I own a 1955 Polish made M44 in near mint condition.......except she has a .315" bore dia...... .312" is what she is supposed to have.
Any how, finding 316 molds is impossible so lapping is my best bet.

NoZombies
03-21-2012, 11:23 PM
Good thread, I'm off to find more info about the same thing.
I own a 1955 Polish made M44 in near mint condition.......except she has a .315" bore dia...... .312" is what she is supposed to have.
Any how, finding 316 molds is impossible so lapping is my best bet.

The good news is that here, there are makers who build custom molds. Including .316"

Mal Paso
03-21-2012, 11:24 PM
Good thread, I'm off to find more info about the same thing.
I own a 1955 Polish made M44 in near mint condition.......except she has a .315" bore dia...... .312" is what she is supposed to have.
Any how, finding 316 molds is impossible so lapping is my best bet.

If you don't have the mold already consider a custom one. CNC mold makers can run the cherry in a little bigger circle. Not sure how Accurate Molds is set up but you can probably get one made for the same money as fixing a new one. Although I treasure my hand lapped Lyman 429421, that's a lot of work to get something almost as good as if it was cut right the first time.

runfiverun
03-22-2012, 02:50 AM
noe just run a 316299 mold i would love to have for my argies, airc the nose was 305 and the body 316.
i have done fine with the 314299 at 313 sized and checked and 304 on the nose, but a bit bigger would let me up the speed some more.

look in the vendor section and see if he still has some.

ciphery
03-22-2012, 09:33 PM
A buddy of mine gave me a LEE 165grn 7.62x39 mold for Christmas so......
I've seen a 316 mold before, problem has always been no gas check or round nose flat point.

HangFireW8
03-22-2012, 10:12 PM
without beagling i was thinking about lapping the drivebands like people do with lee molds but this is a steelmold. what have you used sucessfully as a compound.
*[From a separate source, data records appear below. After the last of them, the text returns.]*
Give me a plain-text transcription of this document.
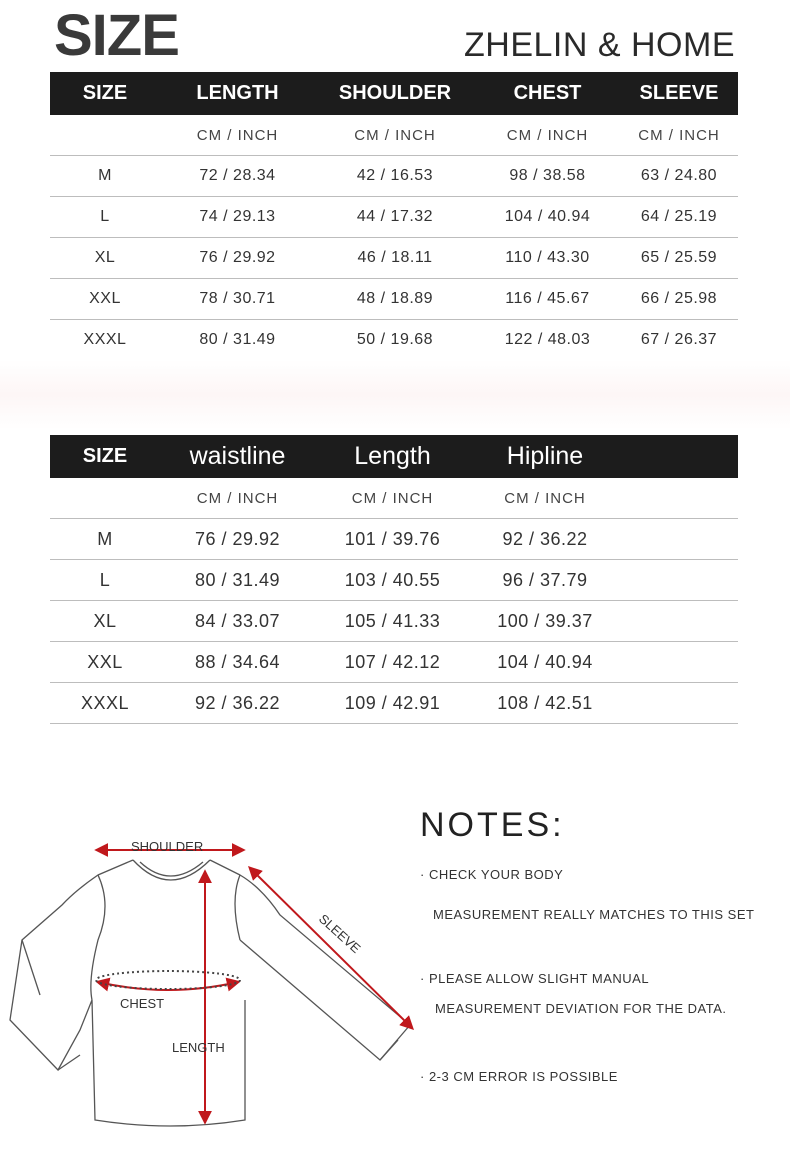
SIZE	ZHELIN & HOME
SIZE	LENGTH	SHOULDER	CHEST	SLEEVE
	CM / INCH	CM / INCH	CM / INCH	CM / INCH
M	72 / 28.34	42 / 16.53	98 / 38.58	63 / 24.80
L	74 / 29.13	44 / 17.32	104 / 40.94	64 / 25.19
XL	76 / 29.92	46 / 18.11	110 / 43.30	65 / 25.59
XXL	78 / 30.71	48 / 18.89	116 / 45.67	66 / 25.98
XXXL	80 / 31.49	50 / 19.68	122 / 48.03	67 / 26.37
SIZE	waistline	Length	Hipline	
	CM / INCH	CM / INCH	CM / INCH	
M	76 / 29.92	101 / 39.76	92 / 36.22	
L	80 / 31.49	103 / 40.55	96 / 37.79	
XL	84 / 33.07	105 / 41.33	100 / 39.37	
XXL	88 / 34.64	107 / 42.12	104 / 40.94	
XXXL	92 / 36.22	109 / 42.91	108 / 42.51	
SHOULDER
SLEEVE
CHEST
LENGTH
NOTES:
· CHECK YOUR BODY
MEASUREMENT REALLY MATCHES TO THIS SET
· PLEASE ALLOW SLIGHT MANUAL
MEASUREMENT DEVIATION FOR THE DATA.
· 2-3 CM ERROR IS POSSIBLE
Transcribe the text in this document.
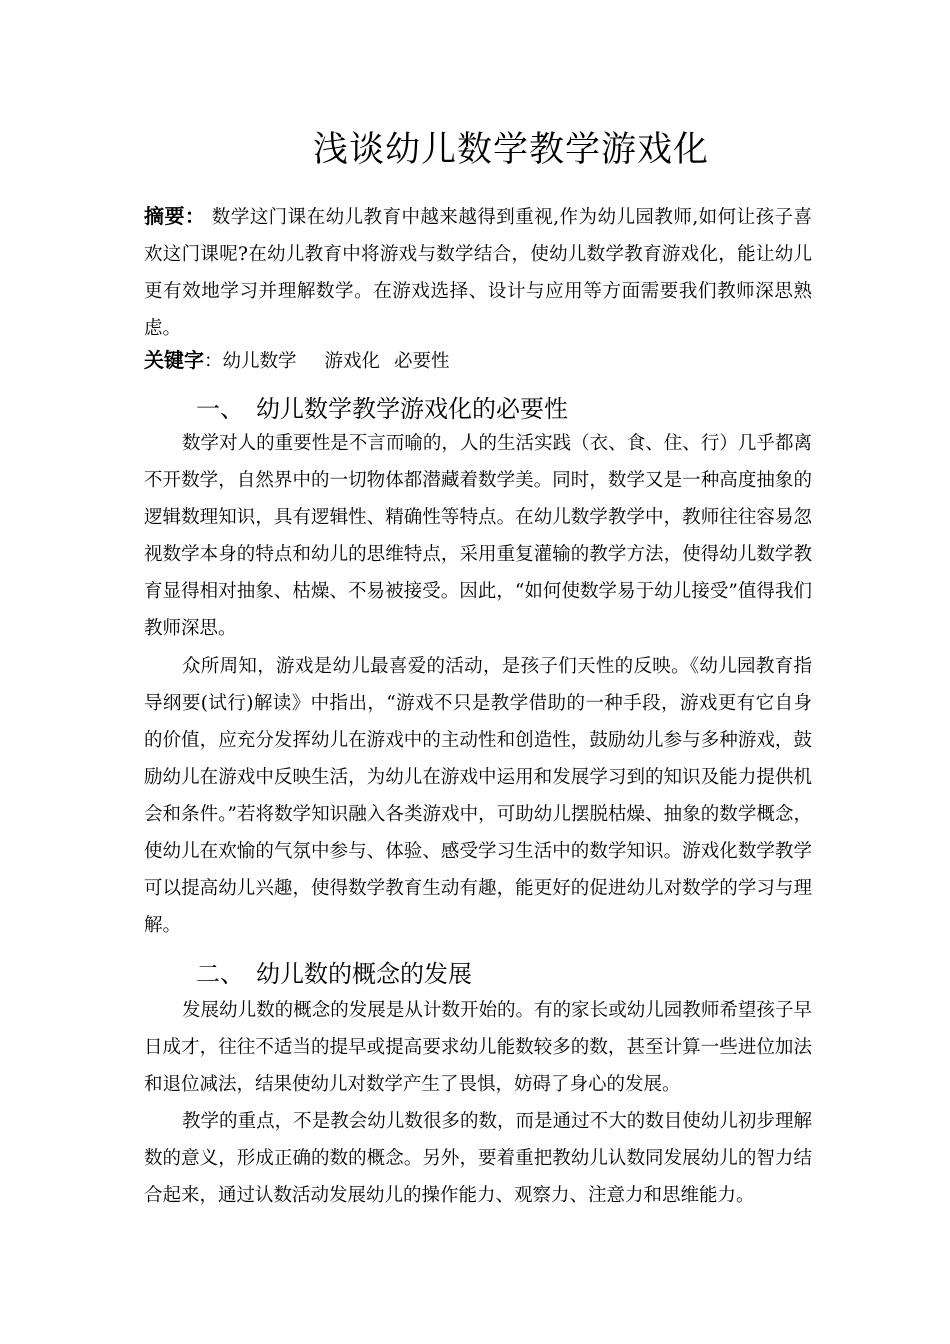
浅谈幼儿数学教学游戏化
摘要： 数学这门课在幼儿教育中越来越得到重视,作为幼儿园教师,如何让孩子喜欢这门课呢?在幼儿教育中将游戏与数学结合，使幼儿数学教育游戏化，能让幼儿更有效地学习并理解数学。在游戏选择、设计与应用等方面需要我们教师深思熟虑。
关键字：幼儿数学 游戏化 必要性
一、 幼儿数学教学游戏化的必要性
数学对人的重要性是不言而喻的，人的生活实践（衣、食、住、行）几乎都离不开数学，自然界中的一切物体都潜藏着数学美。同时，数学又是一种高度抽象的逻辑数理知识，具有逻辑性、精确性等特点。在幼儿数学教学中，教师往往容易忽视数学本身的特点和幼儿的思维特点，采用重复灌输的教学方法，使得幼儿数学教育显得相对抽象、枯燥、不易被接受。因此，“如何使数学易于幼儿接受”值得我们教师深思。
众所周知，游戏是幼儿最喜爱的活动，是孩子们天性的反映。《幼儿园教育指导纲要(试行)解读》中指出，“游戏不只是教学借助的一种手段，游戏更有它自身的价值，应充分发挥幼儿在游戏中的主动性和创造性，鼓励幼儿参与多种游戏，鼓励幼儿在游戏中反映生活，为幼儿在游戏中运用和发展学习到的知识及能力提供机会和条件。”若将数学知识融入各类游戏中，可助幼儿摆脱枯燥、抽象的数学概念，使幼儿在欢愉的气氛中参与、体验、感受学习生活中的数学知识。游戏化数学教学可以提高幼儿兴趣，使得数学教育生动有趣，能更好的促进幼儿对数学的学习与理解。
二、 幼儿数的概念的发展
发展幼儿数的概念的发展是从计数开始的。有的家长或幼儿园教师希望孩子早日成才，往往不适当的提早或提高要求幼儿能数较多的数，甚至计算一些进位加法和退位减法，结果使幼儿对数学产生了畏惧，妨碍了身心的发展。
教学的重点，不是教会幼儿数很多的数，而是通过不大的数目使幼儿初步理解数的意义，形成正确的数的概念。另外，要着重把教幼儿认数同发展幼儿的智力结合起来，通过认数活动发展幼儿的操作能力、观察力、注意力和思维能力。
.002 of one thousandths... So, two millionth of an inch shouldn't take very long. :kidding:

I use Clover, grit depends on how far I have to go.

HF

GL49
03-24-2012, 03:49 PM
Yesterday's project:

I've got a Lee six cavity .452 230gr TC mould that would cast .4505 to .451 at the parting line, .451 to .452 across the bullet, depending on the cavity. I wanted to size to .452 using WW's, what to do?
I used 320 grit clover compound in a grease base, drilled the end of a bullet cast from the mould, tapped it for an 8/32 machine screw, installed a screw, cut off the head and spun it in ONE cavity with my cordless drill at low speed for 25 seconds. Using the blunt end machine screw insured that it wouldn't screw through the bullet and ruin the cavity. Scrub-a-dub-dub in the sink with a toothbrush, hot water and dishwasher soap (had to do it twice, the oil in the grease/clover compound mix is tough to clean), it casts .453 at the parting line, .4535 across the bullet.
Now all the driving bands clean up in my .452 sizer, no sign if it not hitting anywhere. The bullet just falls out of the mould. Next step is to polish with Comet or toothpaste, and since I know it works and haven't reduced my six cavity mould to a five cavity, I'll do the other five cavities, using as cast dimensions from each cavity to gauge the time I need to spin the bullet in each.
Don't know how long a steel mould will take, but aluminum cuts pretty quick. I can tell you the process does work, and seems to enlarge more at the parting lines, which is what I needed and of course were smaller anyway.
I've got two more undersize Lee moulds that will get the same treatment, one of which doesn't want to drop the bullets without some encouragement.